Kubernetes-自动扩缩容(HPA)

Kubernetes Horizontal Pod Autoscaler (HPA)是Kubernetes中实现工作负载自动扩缩容的核心组件,它能够根据应用负载动态调整Pod数量,确保应用的高可用性和资源高效利用。本文将全面解析HPA的工作原理、配置方法、最佳实践以及生产环境中的高级应用场景。

HPA核心概念与工作原理

水平扩缩与垂直扩缩的区别

  • 水平扩缩(Horizontal Scaling):通过增减Pod数量来应对负载变化,这是云原生应用更推荐的扩缩方式,因为它提供了更好的弹性和故障隔离能力
  • 垂直扩缩(Vertical Scaling):通过调整单个Pod的资源配额(CPU/内存)来应对负载变化,适用于无法水平扩展的应用

HPA基本工作原理

HPA控制器以固定间隔(默认15秒)执行以下操作:

  1. 指标采集:通过Metrics API查询目标工作负载(如Deployment)的当前指标
  2. 决策计算:计算当前指标值与目标值的比率
  3. 执行扩缩容:根据比率调整Pod副本数量

核心算法公式为:

bash
期望副本数 = ceil(当前副本数 × (当前指标值 / 目标指标值))

算法优化点

  • 容忍度:默认0.1,比率在0.9-1.1之间时不触发扩缩
  • 未就绪Pod处理:忽略启动中的Pod指标
  • 指标缺失处理:保守估计缺失Pod的指标值
  • 降频稳定:默认5分钟窗口期平滑缩容操作

HPA版本演进与指标类型

HPA版本演进

  • HPA v1 (autoscaling/v1):仅支持CPU利用率
  • HPA v2beta1 (autoscaling/v2beta1):扩展支持多指标组合(CPU、内存、自定义指标)
  • HPA v2 (autoscaling/v2):增加外部指标支持,提供更灵活的扩缩策略

支持的指标类型

指标类型数据来源适用场景示例配置
ResourceMetrics ServerCPU/内存利用率type: Utilization
Pods自定义指标(如Prometheus)业务指标(QPS、队列长度)name: requests_per_second
ObjectKubernetes对象(如Ingress)关联对象的指标(如请求延迟)describedObject: Ingress
External外部系统(如云监控)跨集群或混合云指标metric: queue_messages_ready

资源监控工具 Metrics Server

提供资源指标(CPU/内存)。
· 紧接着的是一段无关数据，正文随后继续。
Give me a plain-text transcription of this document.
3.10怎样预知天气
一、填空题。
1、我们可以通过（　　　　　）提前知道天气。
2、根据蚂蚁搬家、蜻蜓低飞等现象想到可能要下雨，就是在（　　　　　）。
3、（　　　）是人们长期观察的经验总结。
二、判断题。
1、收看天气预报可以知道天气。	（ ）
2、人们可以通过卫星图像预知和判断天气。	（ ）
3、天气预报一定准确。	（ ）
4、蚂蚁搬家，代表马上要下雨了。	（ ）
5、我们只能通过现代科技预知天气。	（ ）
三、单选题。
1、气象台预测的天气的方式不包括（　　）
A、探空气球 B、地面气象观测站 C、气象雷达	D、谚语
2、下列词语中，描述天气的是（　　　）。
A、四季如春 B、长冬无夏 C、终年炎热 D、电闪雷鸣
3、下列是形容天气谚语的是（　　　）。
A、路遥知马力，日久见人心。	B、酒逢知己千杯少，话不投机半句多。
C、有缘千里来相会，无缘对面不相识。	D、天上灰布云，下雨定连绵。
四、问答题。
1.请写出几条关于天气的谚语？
Metrics-Server是集群核心监控数据的聚合器。通俗地说,它存储了集群中各节点的监控数据,并且提供了API以供分析和使用。

bash
kubectl apply -f https://github.com/kubernetes-sigs/metrics-server/releases/download/v0.6.3/components.yaml
# 或者
wget https://github.com/kubernetes-sigs/metrics-server/releases/download/v0.6.3/components.yaml

# 修改一下信息
- --kubelet-insecure-tls #增加证书忽略
image: registry.cn-hangzhou.aliyuncs.com/google_containers/metrics-server:v0.6.3 #修改image为阿里云下载的这个

# 提前下载好镜像:
docker pull registry.aliyuncs.com/google_containers/metrics-server:v0.6.3

components.yaml

提前下载好镜像,这里不会主动下载镜像的imagePullPolicy: IfNotPresent

yaml
apiVersion: v1
kind: ServiceAccount
metadata:
  labels:
    k8s-app: metrics-server
  name: metrics-server
  namespace: kube-system
---
apiVersion: rbac.authorization.k8s.io/v1
kind: ClusterRole
metadata:
  labels:
    k8s-app: metrics-server
    rbac.authorization.k8s.io/aggregate-to-admin: "true"
    rbac.authorization.k8s.io/aggregate-to-edit: "true"
    rbac.authorization.k8s.io/aggregate-to-view: "true"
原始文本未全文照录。